Essa mistura de culturas somadas à contínua presença dos romeiros/peregrinos durante o Jubileu moldou o jeito de ser e de viver do povo congonhense, influenciando seus costumes além de famílias estrangeiras como Parcus, Vartuli, Candreva, Boratto, Weinschenck e tantas outras ainda vivas na memória de muitos.

Ao longo de mais de 300 anos de sua fundação, a cidade recebeu influências da arquitetura colonial portuguesa e também os estilos gótico e neoclássico da Europa. O casario que restou no eixo entre as igrejas do Rosário passando pelas igrejas da Matriz e de São José, até chegar ao Santuário do Bom Jesus nos permite observar essa afirmativa.

Quando a cidade foi emancipada no final de 1938, as principais ruas e praças da época receberam nomes que homenagearam seus benfeitores como a Av. Governador Valadares e Rua Benedito Quintino que eram, respectivamente, o Governador de MG e o Diretor do Instituto de Geografia e Estatística na época da emancipação. A rua Barão de Congonhas leva esse nome em homenagem ao 2º Barão de Congonhas, Lucas Antônio Monteiro de Castro, benfeitor que existiu por aqui assim como a rua Monteiro de Castro homenageia José Monteiro de Castro, sobrinho do 2º Barão de Congonhas que em sua trajetória política também colaborou com a cidade recém emancipada. Além desses exemplos temos tantos outros que podem ser elencados aqui.

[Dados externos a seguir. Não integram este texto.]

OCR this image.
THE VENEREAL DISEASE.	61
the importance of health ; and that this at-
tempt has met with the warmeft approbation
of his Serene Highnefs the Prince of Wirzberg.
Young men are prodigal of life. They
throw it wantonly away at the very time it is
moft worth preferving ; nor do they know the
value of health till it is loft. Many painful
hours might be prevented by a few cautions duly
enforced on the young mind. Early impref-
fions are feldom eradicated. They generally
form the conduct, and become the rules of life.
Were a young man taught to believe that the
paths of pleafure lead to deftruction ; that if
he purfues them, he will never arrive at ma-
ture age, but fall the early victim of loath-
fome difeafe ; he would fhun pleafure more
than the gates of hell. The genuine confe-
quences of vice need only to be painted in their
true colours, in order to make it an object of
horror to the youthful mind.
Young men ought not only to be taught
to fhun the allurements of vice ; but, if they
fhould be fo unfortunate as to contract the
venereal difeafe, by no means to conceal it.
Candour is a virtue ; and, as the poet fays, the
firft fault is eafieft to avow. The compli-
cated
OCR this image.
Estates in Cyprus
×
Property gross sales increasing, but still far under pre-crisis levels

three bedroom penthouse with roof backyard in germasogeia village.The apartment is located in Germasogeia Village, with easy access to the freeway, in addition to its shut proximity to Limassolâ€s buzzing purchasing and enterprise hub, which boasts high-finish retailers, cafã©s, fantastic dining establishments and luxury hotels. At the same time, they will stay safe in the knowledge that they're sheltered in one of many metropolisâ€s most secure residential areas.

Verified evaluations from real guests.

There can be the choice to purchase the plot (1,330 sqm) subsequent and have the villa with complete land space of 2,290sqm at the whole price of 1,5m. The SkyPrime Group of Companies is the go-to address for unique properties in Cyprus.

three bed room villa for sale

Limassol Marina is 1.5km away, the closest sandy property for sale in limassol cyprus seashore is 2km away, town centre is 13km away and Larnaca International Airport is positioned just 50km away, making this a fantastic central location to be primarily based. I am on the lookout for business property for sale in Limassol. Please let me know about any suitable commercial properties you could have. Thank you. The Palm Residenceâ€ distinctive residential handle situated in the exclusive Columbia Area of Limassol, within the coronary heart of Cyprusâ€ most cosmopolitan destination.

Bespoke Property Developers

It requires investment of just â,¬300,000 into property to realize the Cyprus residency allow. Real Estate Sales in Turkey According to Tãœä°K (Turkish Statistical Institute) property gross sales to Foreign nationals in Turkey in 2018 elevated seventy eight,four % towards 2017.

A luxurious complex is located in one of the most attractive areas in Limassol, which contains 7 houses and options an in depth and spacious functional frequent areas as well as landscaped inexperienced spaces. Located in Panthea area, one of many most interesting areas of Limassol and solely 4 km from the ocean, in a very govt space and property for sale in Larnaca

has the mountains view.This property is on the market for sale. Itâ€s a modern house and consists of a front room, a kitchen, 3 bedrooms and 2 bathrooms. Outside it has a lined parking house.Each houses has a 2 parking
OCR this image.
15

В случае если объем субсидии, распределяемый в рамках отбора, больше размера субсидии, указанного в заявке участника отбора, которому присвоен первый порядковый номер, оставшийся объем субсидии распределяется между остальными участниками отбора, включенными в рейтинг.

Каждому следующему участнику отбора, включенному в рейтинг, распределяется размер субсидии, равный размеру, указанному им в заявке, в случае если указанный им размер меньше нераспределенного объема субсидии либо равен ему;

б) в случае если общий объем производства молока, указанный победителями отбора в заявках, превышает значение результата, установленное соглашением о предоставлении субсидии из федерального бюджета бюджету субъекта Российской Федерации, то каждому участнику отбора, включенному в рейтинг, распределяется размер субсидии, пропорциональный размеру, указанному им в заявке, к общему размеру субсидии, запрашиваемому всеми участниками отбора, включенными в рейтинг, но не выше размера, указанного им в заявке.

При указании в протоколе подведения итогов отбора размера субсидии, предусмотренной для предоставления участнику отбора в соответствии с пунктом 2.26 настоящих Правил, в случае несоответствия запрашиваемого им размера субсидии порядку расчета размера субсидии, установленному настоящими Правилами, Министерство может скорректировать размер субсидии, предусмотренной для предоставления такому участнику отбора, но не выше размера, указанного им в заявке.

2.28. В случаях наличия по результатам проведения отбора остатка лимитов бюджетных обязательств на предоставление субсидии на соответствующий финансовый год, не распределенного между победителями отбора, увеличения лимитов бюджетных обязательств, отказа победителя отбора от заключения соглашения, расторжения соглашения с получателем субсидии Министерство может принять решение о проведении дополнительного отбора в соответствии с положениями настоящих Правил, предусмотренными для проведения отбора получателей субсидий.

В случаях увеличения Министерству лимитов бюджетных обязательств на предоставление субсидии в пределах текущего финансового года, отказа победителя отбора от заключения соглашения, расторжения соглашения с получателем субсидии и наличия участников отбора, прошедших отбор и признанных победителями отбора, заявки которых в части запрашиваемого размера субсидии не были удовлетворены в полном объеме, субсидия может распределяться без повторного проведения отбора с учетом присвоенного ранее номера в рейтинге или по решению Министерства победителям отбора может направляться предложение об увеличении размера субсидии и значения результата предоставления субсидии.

As festividades são marcantes ainda em Congonhas como o reisado e congado, festas que tem suas origens nos costumes dos primeiros africanos escravizados que para cá vieram extrair ouro e pedras preciosas para “seus senhores” como se dizia na época.

Outros costumes como o carnaval e festa junina sempre foram incentivados por grupos de famílias que viam nesses momentos a oportunidade de celebrar a vida com muita alegria e animação.

Outro momento que merece destaque foi durante a década de 1970 em que alguns empreendimentos de grande porte trouxeram a Congonhas inúmeras famílias advindas do nordeste brasileiro em busca de melhores condições de vida. A construção da ferrovia do aço e a também a construção da Usina Presidente Arthur Bernardes (Açominas) proporcionaram a Congonhas experimentar um fluxo intenso de pessoas buscando novas oportunidades de vida. Muitas delas deixaram para trás seu torrão natal e aqui vivem até hoje.

E esse fluxo de pessoas ao longo de séculos influenciou também na culinária local principalmente nas quitandas tão bem difundidas em nosso município.

Congonhas é uma cidade plural, de gente e de costumes, e que sempre está a se reinventar.